Recent Forex Scandals Fuel Demand for Transaction Cost Analysis
At least 15 firms now offer TCA to pension funds, hedge funds and asset managers looking to keep tabs on forex trading costs.
When six major banks were fined $4.3 billion in November in a scandal over rigged foreign exchange rates, it gave a huge boost to a relatively new but rapidly growing industry that provides transaction cost analysis for forex trades to pension funds, hedge funds and asset managers.
Although forex transaction cost analysis has been around for nearly a decade, it only began to take off in 2010, when lawsuits were first filed against U.S. custodian banks for charging clients what were termed uneconomical rates, says Howard Tai, a senior analyst with Boston-based market research firm Aite Group. Now that asset managers are contemplating new lawsuits based on the London fixing debacle, in which traders were accused of conspiring to manipulate forex prices at the London 4:00 p.m. close, having accurate price information has become even more important to the buy side.
“When people began to realize through these lawsuits and scandals that millions of dollars are being made at the individual customer level, asset managers woke up to the fact that they need to know something about how this FX market works,” Tai says.
At least 15 firms offer some form of TCA. These are divided into three groups: single-dealer platforms such as Credit Suisse and Morgan Stanley, multidealer platforms like Thomson Reuters’s FXall, and third-party providers such as Rutherford, New Jersey–based Global Trading Analytics, FX Transparency of Framingham, Massachusetts, and Klarity FX, headquartered in San Francisco.
Tai says all three offer distinct yet dramatically different advantages and disadvantages: Banks might give detailed reporting about algorithmic trades but won’t reflect prices offered by competitors. Multidealer platforms have a huge amount of data, but most of their price information is streamed offer quotes rather than actual completed deals, Tai explains. Third-party TCA providers are likely to present the most-independent analysis of trades, but they’re hampered by their inability to provide pretrade or real-time data on the market, offering only retrospective analysis a week or month later, he adds.
John Halligan, president of Global Trading Analytics, says the lack of a conflict of interest with a particular bank or platform is one of his firm’s strongest selling points. Halligan contends that its expertise in sifting data lets it look at a “universe of trading costs” that tells a client what was attainable in the market over a full day of trading and how the client firm’s trades performed by comparison.
One possible report would show that although some market participants traded at a 2-basis-point premium, the client’s trades were executed at a 7-point premium, he says. Global Trading Analytics then sifts the data again to find out where the additional costs came from, such as slow communications between a portfolio manager and a forex trader. “When you drill down,” Halligan says, “you’re going to find that costs congregate in particular areas.” Armed with this information, clients can change their trading systems or talk to their bank about reducing the additional costs in each trade.
The problem with most TCA is that although it can tell you what prices were being offered at a particular time, it usually doesn’t reveal much about volume, says James Kwiatkowski, New York–based global head of sales for forex transactions at Thomson Reuters.

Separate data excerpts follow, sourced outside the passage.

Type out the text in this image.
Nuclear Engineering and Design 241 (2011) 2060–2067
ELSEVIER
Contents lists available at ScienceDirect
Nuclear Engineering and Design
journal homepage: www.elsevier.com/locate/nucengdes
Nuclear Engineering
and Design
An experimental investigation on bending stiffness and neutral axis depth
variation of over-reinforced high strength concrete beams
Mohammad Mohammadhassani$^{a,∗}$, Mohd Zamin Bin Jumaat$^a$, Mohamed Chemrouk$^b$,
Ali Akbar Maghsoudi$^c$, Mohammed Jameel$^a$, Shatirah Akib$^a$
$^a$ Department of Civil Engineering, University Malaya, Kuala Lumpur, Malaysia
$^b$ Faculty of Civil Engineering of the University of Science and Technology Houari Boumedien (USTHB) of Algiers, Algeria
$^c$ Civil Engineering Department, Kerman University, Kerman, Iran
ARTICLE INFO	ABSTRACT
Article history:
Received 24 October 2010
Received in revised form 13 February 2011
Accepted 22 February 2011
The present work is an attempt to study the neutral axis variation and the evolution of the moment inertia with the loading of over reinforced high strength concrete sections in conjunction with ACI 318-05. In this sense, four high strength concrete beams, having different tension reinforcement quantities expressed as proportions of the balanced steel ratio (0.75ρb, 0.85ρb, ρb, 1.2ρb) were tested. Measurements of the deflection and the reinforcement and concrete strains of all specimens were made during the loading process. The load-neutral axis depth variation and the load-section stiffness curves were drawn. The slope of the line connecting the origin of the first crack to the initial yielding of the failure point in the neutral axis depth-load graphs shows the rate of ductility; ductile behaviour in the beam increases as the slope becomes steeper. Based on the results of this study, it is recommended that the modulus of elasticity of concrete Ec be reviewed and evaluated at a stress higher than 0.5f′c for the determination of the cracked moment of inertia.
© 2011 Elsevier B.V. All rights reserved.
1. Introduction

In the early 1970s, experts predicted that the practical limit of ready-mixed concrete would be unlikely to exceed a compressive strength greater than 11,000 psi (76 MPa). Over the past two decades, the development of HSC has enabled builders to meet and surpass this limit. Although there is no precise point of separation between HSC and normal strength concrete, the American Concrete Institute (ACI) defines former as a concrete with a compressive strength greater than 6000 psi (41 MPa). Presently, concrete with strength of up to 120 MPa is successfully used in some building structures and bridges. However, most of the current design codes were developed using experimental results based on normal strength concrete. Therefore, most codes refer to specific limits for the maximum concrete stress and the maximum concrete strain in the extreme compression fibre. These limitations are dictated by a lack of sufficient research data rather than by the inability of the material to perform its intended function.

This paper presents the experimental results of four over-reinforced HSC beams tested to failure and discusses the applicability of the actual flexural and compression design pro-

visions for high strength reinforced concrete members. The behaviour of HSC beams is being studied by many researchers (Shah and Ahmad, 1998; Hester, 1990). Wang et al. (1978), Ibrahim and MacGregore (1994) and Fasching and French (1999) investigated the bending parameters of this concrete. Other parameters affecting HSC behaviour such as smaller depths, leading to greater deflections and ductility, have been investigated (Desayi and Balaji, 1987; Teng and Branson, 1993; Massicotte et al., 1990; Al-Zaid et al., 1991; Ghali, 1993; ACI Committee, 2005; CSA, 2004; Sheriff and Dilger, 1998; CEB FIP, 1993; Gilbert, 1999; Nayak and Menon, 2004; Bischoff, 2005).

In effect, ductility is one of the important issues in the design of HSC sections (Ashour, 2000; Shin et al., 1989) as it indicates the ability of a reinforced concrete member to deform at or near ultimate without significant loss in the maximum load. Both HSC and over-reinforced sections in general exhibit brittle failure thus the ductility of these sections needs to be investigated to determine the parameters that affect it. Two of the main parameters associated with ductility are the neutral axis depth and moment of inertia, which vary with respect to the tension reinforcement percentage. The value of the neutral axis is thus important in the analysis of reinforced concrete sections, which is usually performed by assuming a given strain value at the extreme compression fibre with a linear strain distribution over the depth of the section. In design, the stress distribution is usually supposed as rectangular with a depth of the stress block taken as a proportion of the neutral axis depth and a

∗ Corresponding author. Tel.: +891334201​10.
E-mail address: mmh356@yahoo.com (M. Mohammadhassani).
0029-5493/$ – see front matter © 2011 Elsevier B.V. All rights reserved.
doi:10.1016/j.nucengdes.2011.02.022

He describes the TCA system used by FXall, dubbed execution quality analysis, as not just a report card on a trade but a tool to help managers understand how they’re doing and where they could improve.
The FXall system acknowledges that forex customers view similar trades in different ways. A corporate treasurer with a large forex exposure may want to transfer the risk immediately. Hedge fund traders might be more interested in breaking a large order into pieces, thus minimizing the higher premium they pay to offset the greater risk of a big trade.
FXall limits its analysis to the universe of streaming quotes that was available to the client, allowing a firm to compare its trades with those that were possible given its relationships with banks and electronic networks.
Kwiatkowski gives the example of a U.S. dollar trade into Norwegian krone. The FXall system would tell a client that although they traded with Bank A, the best rates for kroner have historically been available at Bank B and been better executed in smaller sizes an hour later than their actual trade.
Aite’s Tai says that as asset managers face increasing regulatory pressure to provide best execution, a concept that has never been defined by authorities, they will be forced to implement some form of transaction cost analysis, just as the equity world has for a decade. The fact that there’s no central clearing or agreed-on benchmark in forex makes the task more formidable than with equities. As a result, Tai predicts, TCA will be a growth business within firms and potentially more lucrative for providers.